May 22 (Bloomberg) -- The index of U.S. leading indicators rose in April for the fourth straight month, showing the economy will strengthen after a slowdown earlier this year.
The Conference Board’s index, a gauge of the outlook for the next three to six months, rose 0.4 percent after a revised 1.0 percent gain in March that was larger than previously reported, the New York-based group said today. The median forecast of 47 economists surveyed by Bloomberg called for an advance of 0.4 percent.
The gain indicates the first-quarter slowdown was more the result of harsh weather than underlying weakness in the expansion. Faster job growth that leads to a pickup in wages would help provide a further boost to consumer spending, which accounts for 70 percent of the economy.
“It’s a slow, still-uneven recovery, but still modest growth,” Kenneth Kim, an economist at Stone & McCarthy Research in Princeton, New Jersey, said before the report. “It’s kind of idling gains, not very strong.”
Estimates in the Bloomberg survey ranged from gains of 0.2 percent to 0.6 percent. The revised gain for March matched September’s reading as the biggest advance since March 2011.
Other reports today showed that sales of previously owned U.S. homes rose in April for the first time this year and more Americans filed applications for unemployment benefits last week. Stocks were higher, with the Standard & Poor’s 500 Index rising 0.2 percent to 1,891.33 as of 10:17 a.m. in New York.
Five of the 10 indicators in the Conference Board’s leading index contributed to the increase.
The index of coincident indicators, a gauge of current economic activity, rose 0.1 percent in April after a 0.3 percent gain the prior month.
The coincident index tracks payrolls, incomes, sales and production, measures used by the National Bureau of Economic Research to determine the beginning and end of U.S. recessions.
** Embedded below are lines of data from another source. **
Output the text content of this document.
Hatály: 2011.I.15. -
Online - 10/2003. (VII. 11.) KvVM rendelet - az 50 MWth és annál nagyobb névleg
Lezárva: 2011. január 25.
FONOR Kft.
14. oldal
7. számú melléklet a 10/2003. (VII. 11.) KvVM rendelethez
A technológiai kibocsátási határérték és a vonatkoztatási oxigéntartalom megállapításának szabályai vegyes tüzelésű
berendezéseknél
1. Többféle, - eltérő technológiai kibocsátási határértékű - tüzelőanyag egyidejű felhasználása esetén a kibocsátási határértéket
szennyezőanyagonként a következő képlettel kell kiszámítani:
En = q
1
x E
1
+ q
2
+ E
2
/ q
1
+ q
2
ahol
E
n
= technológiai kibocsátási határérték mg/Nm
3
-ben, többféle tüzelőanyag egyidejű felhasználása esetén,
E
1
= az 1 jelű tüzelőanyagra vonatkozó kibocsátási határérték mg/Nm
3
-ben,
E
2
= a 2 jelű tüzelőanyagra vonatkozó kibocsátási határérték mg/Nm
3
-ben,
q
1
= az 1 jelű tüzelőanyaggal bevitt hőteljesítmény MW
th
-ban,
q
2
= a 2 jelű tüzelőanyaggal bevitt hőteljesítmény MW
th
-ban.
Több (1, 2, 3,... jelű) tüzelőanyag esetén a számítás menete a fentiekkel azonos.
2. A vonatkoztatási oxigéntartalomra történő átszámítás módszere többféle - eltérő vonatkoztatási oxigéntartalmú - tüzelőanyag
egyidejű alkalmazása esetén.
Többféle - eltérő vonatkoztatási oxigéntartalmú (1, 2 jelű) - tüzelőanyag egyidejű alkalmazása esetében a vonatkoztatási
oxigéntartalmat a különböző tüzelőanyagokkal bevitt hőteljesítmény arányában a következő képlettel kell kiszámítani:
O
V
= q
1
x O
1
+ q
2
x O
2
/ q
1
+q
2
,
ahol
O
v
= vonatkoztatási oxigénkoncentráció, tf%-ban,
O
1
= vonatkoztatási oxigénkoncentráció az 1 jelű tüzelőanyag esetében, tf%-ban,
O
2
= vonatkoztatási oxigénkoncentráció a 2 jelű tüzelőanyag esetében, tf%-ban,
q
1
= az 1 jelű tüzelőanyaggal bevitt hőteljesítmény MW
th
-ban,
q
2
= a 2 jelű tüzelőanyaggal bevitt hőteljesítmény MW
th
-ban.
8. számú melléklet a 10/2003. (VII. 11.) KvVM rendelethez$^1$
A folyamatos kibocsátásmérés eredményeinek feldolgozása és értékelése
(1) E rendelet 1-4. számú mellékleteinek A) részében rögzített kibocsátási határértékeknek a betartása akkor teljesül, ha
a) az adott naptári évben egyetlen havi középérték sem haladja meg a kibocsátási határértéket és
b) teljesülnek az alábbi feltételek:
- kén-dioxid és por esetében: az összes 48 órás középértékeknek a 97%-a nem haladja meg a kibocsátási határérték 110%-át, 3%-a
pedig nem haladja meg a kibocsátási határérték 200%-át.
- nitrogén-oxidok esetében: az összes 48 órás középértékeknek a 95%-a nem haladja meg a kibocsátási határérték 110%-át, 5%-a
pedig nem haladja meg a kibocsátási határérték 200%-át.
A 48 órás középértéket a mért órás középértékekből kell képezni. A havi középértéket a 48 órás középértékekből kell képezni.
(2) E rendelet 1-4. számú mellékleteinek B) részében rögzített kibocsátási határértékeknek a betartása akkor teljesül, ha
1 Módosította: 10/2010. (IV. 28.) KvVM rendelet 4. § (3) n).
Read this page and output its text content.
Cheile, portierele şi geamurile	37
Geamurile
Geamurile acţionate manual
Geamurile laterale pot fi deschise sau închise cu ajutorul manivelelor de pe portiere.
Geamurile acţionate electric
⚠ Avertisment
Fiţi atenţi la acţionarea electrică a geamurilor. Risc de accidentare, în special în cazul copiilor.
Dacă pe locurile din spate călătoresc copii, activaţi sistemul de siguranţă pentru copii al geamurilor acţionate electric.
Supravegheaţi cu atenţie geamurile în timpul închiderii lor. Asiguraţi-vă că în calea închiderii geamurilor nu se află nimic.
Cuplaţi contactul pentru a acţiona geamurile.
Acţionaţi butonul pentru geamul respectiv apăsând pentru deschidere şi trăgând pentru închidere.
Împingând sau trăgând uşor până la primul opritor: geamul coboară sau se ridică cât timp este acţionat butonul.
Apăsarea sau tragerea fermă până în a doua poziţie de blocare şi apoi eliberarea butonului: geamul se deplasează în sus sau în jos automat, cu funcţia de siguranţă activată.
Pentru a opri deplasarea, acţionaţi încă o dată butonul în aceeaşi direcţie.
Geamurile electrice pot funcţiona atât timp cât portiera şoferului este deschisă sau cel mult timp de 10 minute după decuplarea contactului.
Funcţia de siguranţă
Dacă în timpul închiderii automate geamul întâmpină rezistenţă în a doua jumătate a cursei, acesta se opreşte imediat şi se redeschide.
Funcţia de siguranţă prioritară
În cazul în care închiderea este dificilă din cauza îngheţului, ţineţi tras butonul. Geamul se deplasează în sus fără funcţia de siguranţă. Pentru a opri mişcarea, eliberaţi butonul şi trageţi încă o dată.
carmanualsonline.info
“Despite a brutal winter which brought the economy to a halt, the overall trend in the leading economic index has remained positive,” said Ken Goldstein, economist at the Conference Board. “If consumers continue to spend, and businesses pick up the pace of investment, the industrial core of the economy will benefit and GDP growth could move closer towards the 3 percent range.”
A measure of lagging indicators increased 0.2 percent after a 0.7 percent advance the previous month.